Will downloading make you smart and happy?

by Dr. Steve Wright

For some time now, people have been talking about – at some point in the future – downloading information directly to your brain. (Check out the interesting twists on this idea by scientist/inventor Ray Kurzweil and science fiction writer John C. Wright.) Apparently a crude form in the opposite direction is already possible: controlling a computer with your thoughts (See the Berlin Brain-Computer Interface). This means you could control devices that can be controlled by computers, including a computer somewhere on the internet (which means the device could be attached to your body, or halfway around the world).

Related: video of a monkey controlling a robotic arm.

Coming back to the first issue (downloading information), to my knowledge we have to be content for now to download the old-fashioned way. But if you think about it, this just keeps getting better, sometimes by leaps and bounds. Google’s better search algorithm was an obvious advance. Google made it even easier than previous search engines to find exactly what you want, even some very obscure bit of information. We have more knowledge at our fingertips than ever before in history. In that sense we’re smarter than we’ve ever been.

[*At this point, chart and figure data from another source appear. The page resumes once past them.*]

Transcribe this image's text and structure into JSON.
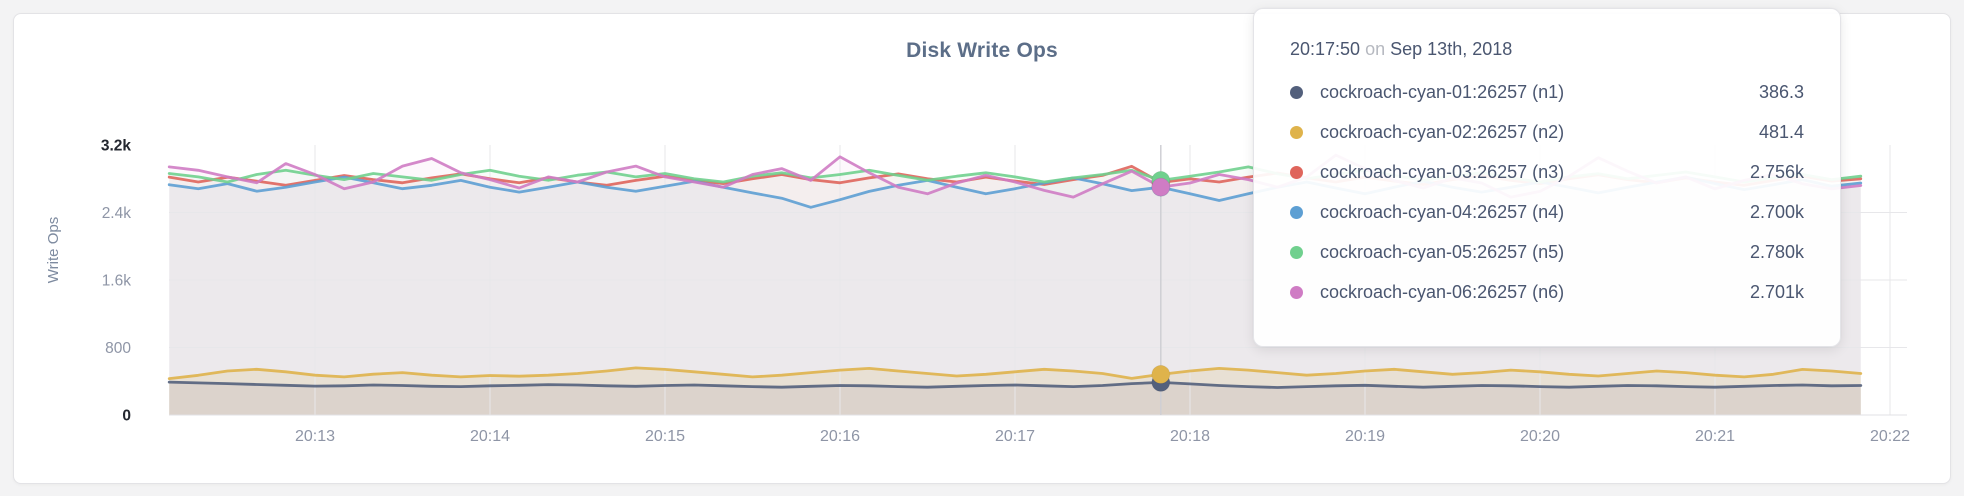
{
  "chart": {
    "title": "Disk Write Ops",
    "y_axis_label": "Write Ops"
  },
  "tooltip": {
    "time": "20:17:50",
    "conjunction": "on",
    "date": "Sep 13th, 2018",
    "rows": [
      {
        "label": "cockroach-cyan-01:26257 (n1)",
        "value": "386.3",
        "color": "#53607c"
      },
      {
        "label": "cockroach-cyan-02:26257 (n2)",
        "value": "481.4",
        "color": "#dfb34b"
      },
      {
        "label": "cockroach-cyan-03:26257 (n3)",
        "value": "2.756k",
        "color": "#df655c"
      },
      {
        "label": "cockroach-cyan-04:26257 (n4)",
        "value": "2.700k",
        "color": "#5d9fd3"
      },
      {
        "label": "cockroach-cyan-05:26257 (n5)",
        "value": "2.780k",
        "color": "#70d08e"
      },
      {
        "label": "cockroach-cyan-06:26257 (n6)",
        "value": "2.701k",
        "color": "#cf7cc4"
      }
    ]
  },
  "chart_data": {
    "type": "line",
    "title": "Disk Write Ops",
    "ylabel": "Write Ops",
    "xlabel": "",
    "ylim": [
      0,
      3200
    ],
    "y_tick_values": [
      0,
      800,
      1600,
      2400,
      3200
    ],
    "y_tick_labels": [
      "0",
      "800",
      "1.6k",
      "2.4k",
      "3.2k"
    ],
    "x_ticks": [
      "20:13",
      "20:14",
      "20:15",
      "20:16",
      "20:17",
      "20:18",
      "20:19",
      "20:20",
      "20:21",
      "20:22"
    ],
    "x_start": "20:12:10",
    "x_end": "20:21:50",
    "x_interval_seconds": 10,
    "grid": true,
    "legend_position": "tooltip-only",
    "hover": {
      "time": "20:17:50",
      "date": "Sep 13th, 2018",
      "index": 34
    },
    "series": [
      {
        "name": "cockroach-cyan-01:26257 (n1)",
        "color": "#53607c",
        "fill_opacity": 0.1,
        "hover_value": 386.3,
        "values": [
          390,
          380,
          372,
          362,
          352,
          342,
          346,
          356,
          350,
          340,
          336,
          346,
          352,
          360,
          355,
          346,
          340,
          350,
          356,
          346,
          336,
          330,
          340,
          350,
          346,
          336,
          330,
          340,
          350,
          356,
          346,
          336,
          350,
          372,
          386.3,
          368,
          350,
          336,
          326,
          336,
          346,
          352,
          340,
          330,
          340,
          350,
          346,
          336,
          330,
          340,
          350,
          346,
          336,
          330,
          340,
          350,
          356,
          346,
          350
        ]
      },
      {
        "name": "cockroach-cyan-02:26257 (n2)",
        "color": "#dfb34b",
        "fill_opacity": 0.16,
        "hover_value": 481.4,
        "values": [
          432,
          470,
          521,
          542,
          512,
          472,
          452,
          483,
          502,
          472,
          452,
          468,
          460,
          472,
          492,
          522,
          558,
          540,
          512,
          482,
          452,
          472,
          502,
          532,
          552,
          522,
          492,
          462,
          482,
          512,
          542,
          522,
          492,
          434,
          481.4,
          522,
          552,
          532,
          502,
          472,
          492,
          522,
          542,
          512,
          482,
          502,
          532,
          512,
          482,
          462,
          492,
          522,
          502,
          472,
          452,
          482,
          541,
          521,
          492
        ]
      },
      {
        "name": "cockroach-cyan-03:26257 (n3)",
        "color": "#df655c",
        "fill_opacity": 0.05,
        "hover_value": 2756,
        "values": [
          2820,
          2762,
          2818,
          2772,
          2722,
          2780,
          2838,
          2790,
          2752,
          2810,
          2858,
          2800,
          2752,
          2812,
          2762,
          2722,
          2780,
          2830,
          2782,
          2742,
          2800,
          2850,
          2790,
          2752,
          2810,
          2858,
          2800,
          2762,
          2820,
          2772,
          2732,
          2790,
          2840,
          2948,
          2756,
          2800,
          2762,
          2820,
          2868,
          2810,
          2762,
          2820,
          2772,
          2732,
          2790,
          2838,
          2780,
          2742,
          2800,
          2848,
          2790,
          2752,
          2810,
          2762,
          2722,
          2780,
          2830,
          2772,
          2800
        ]
      },
      {
        "name": "cockroach-cyan-04:26257 (n4)",
        "color": "#5d9fd3",
        "fill_opacity": 0.05,
        "hover_value": 2700,
        "values": [
          2730,
          2682,
          2742,
          2652,
          2700,
          2762,
          2820,
          2752,
          2682,
          2722,
          2780,
          2700,
          2642,
          2700,
          2762,
          2700,
          2652,
          2712,
          2770,
          2700,
          2632,
          2570,
          2462,
          2552,
          2650,
          2722,
          2780,
          2700,
          2622,
          2682,
          2750,
          2810,
          2740,
          2660,
          2700,
          2622,
          2542,
          2622,
          2700,
          2762,
          2690,
          2622,
          2700,
          2770,
          2700,
          2642,
          2700,
          2762,
          2700,
          2632,
          2700,
          2760,
          2820,
          2742,
          2672,
          2730,
          2790,
          2712,
          2750
        ]
      },
      {
        "name": "cockroach-cyan-05:26257 (n5)",
        "color": "#70d08e",
        "fill_opacity": 0.05,
        "hover_value": 2780,
        "values": [
          2862,
          2822,
          2762,
          2850,
          2900,
          2842,
          2790,
          2862,
          2822,
          2782,
          2850,
          2900,
          2830,
          2782,
          2842,
          2880,
          2822,
          2862,
          2800,
          2762,
          2830,
          2870,
          2810,
          2850,
          2900,
          2840,
          2782,
          2830,
          2870,
          2822,
          2762,
          2810,
          2850,
          2900,
          2780,
          2830,
          2880,
          2940,
          2860,
          2800,
          2850,
          2900,
          2840,
          2782,
          2830,
          2870,
          2810,
          2762,
          2822,
          2860,
          2800,
          2840,
          2880,
          2822,
          2762,
          2810,
          2850,
          2790,
          2830
        ]
      },
      {
        "name": "cockroach-cyan-06:26257 (n6)",
        "color": "#cf7cc4",
        "fill_opacity": 0.05,
        "hover_value": 2701,
        "values": [
          2940,
          2900,
          2822,
          2752,
          2980,
          2850,
          2682,
          2762,
          2950,
          3040,
          2870,
          2790,
          2690,
          2822,
          2762,
          2880,
          2950,
          2822,
          2762,
          2700,
          2850,
          2920,
          2780,
          3060,
          2870,
          2700,
          2622,
          2750,
          2840,
          2762,
          2662,
          2582,
          2740,
          2890,
          2701,
          2750,
          2850,
          2790,
          2700,
          2822,
          3080,
          2920,
          2780,
          2690,
          2810,
          2750,
          2582,
          2650,
          2830,
          3050,
          2890,
          2750,
          2822,
          2680,
          2780,
          2850,
          2740,
          2680,
          2720
        ]
      }
    ]
  }
}
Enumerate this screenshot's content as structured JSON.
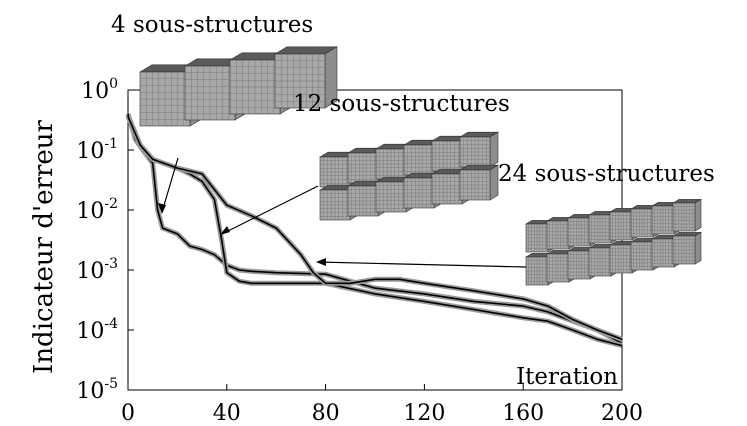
{
  "chart_data": {
    "type": "line",
    "title": "",
    "xlabel": "Iteration",
    "ylabel": "Indicateur d'erreur",
    "xlim": [
      0,
      200
    ],
    "ylim_exponent": [
      -5,
      0
    ],
    "yscale": "log",
    "x_ticks": [
      "0",
      "40",
      "80",
      "120",
      "160",
      "200"
    ],
    "y_tick_base": "10",
    "y_tick_exponents": [
      "0",
      "-1",
      "-2",
      "-3",
      "-4",
      "-5"
    ],
    "grid": false,
    "series": [
      {
        "name": "4 sous-structures",
        "x": [
          0,
          3,
          6,
          10,
          12,
          14,
          20,
          25,
          30,
          35,
          40,
          45,
          50,
          60,
          80,
          100,
          120,
          140,
          160,
          170,
          180,
          190,
          200
        ],
        "y": [
          0.4,
          0.15,
          0.1,
          0.06,
          0.01,
          0.005,
          0.004,
          0.0025,
          0.0022,
          0.0018,
          0.0012,
          0.001,
          0.00095,
          0.0009,
          0.00085,
          0.0005,
          0.0004,
          0.0003,
          0.00025,
          0.0002,
          0.00014,
          0.0001,
          6e-05
        ]
      },
      {
        "name": "12 sous-structures",
        "x": [
          0,
          5,
          10,
          20,
          25,
          30,
          35,
          38,
          40,
          45,
          50,
          60,
          80,
          100,
          120,
          140,
          160,
          170,
          180,
          190,
          200
        ],
        "y": [
          0.38,
          0.12,
          0.07,
          0.05,
          0.04,
          0.03,
          0.015,
          0.003,
          0.0009,
          0.00065,
          0.0006,
          0.0006,
          0.0006,
          0.0004,
          0.0003,
          0.00022,
          0.00016,
          0.00014,
          0.0001,
          7e-05,
          5.5e-05
        ]
      },
      {
        "name": "24 sous-structures",
        "x": [
          0,
          5,
          10,
          20,
          30,
          40,
          50,
          60,
          70,
          75,
          80,
          90,
          100,
          110,
          120,
          140,
          160,
          170,
          180,
          190,
          200
        ],
        "y": [
          0.36,
          0.12,
          0.07,
          0.05,
          0.04,
          0.012,
          0.008,
          0.005,
          0.0018,
          0.0009,
          0.0006,
          0.0006,
          0.0007,
          0.0007,
          0.0006,
          0.00045,
          0.00033,
          0.00025,
          0.00015,
          0.0001,
          7e-05
        ]
      }
    ],
    "annotations": [
      "4 sous-structures",
      "12 sous-structures",
      "24 sous-structures"
    ],
    "colors": {
      "line": "#000000",
      "marker": "#9a9a9a",
      "cube_face": "#a8a8a8",
      "cube_dark": "#5a5a5a"
    }
  }
}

It’s a bit of a stretch to compare this to intelligence, but you could say everyone who knows how to search on the Internet has a sort of genius-level knowledge base. I thought about calling this your “Google Quotient,” but I found out the phrase was already being used to mean something else. (I googled it!)

As more complete, better-quality, and more specialized information gets put on the Internet, that knowledge base available to you just keeps improving.

I sometimes read a blog written by Scott Adams, who does the Dilbert cartoon. He’s a smart guy, and often raises interesting issues. A few days ago he mentioned again that he’d been suffering from a mysterious voice problem that baffled his doctors.

I woke up one day thinking my voice problem might be related in some way to my hand problem – a writer’s cramp called focal dystonia. So I Googled “voice dystonia” and up popped a link to a video of a person speaking with exactly the same speech defect I had at the time, something called Spasmodic Dysphonia.

So he was able to use Google to self-diagnose a rare condition, that diagnosis later confirmed by doctors. He tried recommended treatments and therapies, with limited success. Then Google came to the rescue again:

About a year ago I started using Google Alerts to tell me whenever someone mentioned Dilbert, me, or anything about Spasmodic Dysphonia on the Internet. About six months ago I got an alert with a link to an obscure medical publication with a report about an even more obscure surgical procedure for fixing spasmodic dysphonia. I took that information to my doctor, who referred me to an expert at Stanford University, who referred me to an expert surgeon at UCLA. Long story short, the operation I read about wasn’t as promising as the article suggested, but the final surgeon in my travels had his own version of surgery that had a good track record. I tried it, and now my voice is normal. I never would have found that path without Google Alerts.

One way to look at the success of science is that it’s the story of more and more pieces of reliable information being built up so that when you need an answer to a particular problem, it exists. With the development of the Internet, that information is more accessible, which should help more and more problems be solved. Will this make you smarter and happier? Well, if being smart is at least partly the ability to solve problems, the answer is yes, it would help you be smarter. Whether this would make you happier is a little more complicated. Some changes in our lives can make us lastingly happier, but many changes in life situation – even big ones – are easy to get used to. We adapt. New situations that are good, or bad, become normal after awhile. Psychologists call this the “hedonic treadmill.” You’re happy with some new thing you got. But then you get used to it. It becomes the new normal situation for you. And your happiness returns to your normal level.

A method for countering this erosion of your happiness is to renew the positive benefit the good thing provides by actively appreciating it. This goes along with the theme of gratitude I started writing about around Thanksgiving. As you know if you read those articles (Gratitude Visit) (Eight ways gratitude boosts happiness), gratitude can be a powerful support for increased happiness that lasts.

So my thought for the day is that I’m grateful for the development of science and technology (and its public accessibility) that solves problems and creates new possibilities.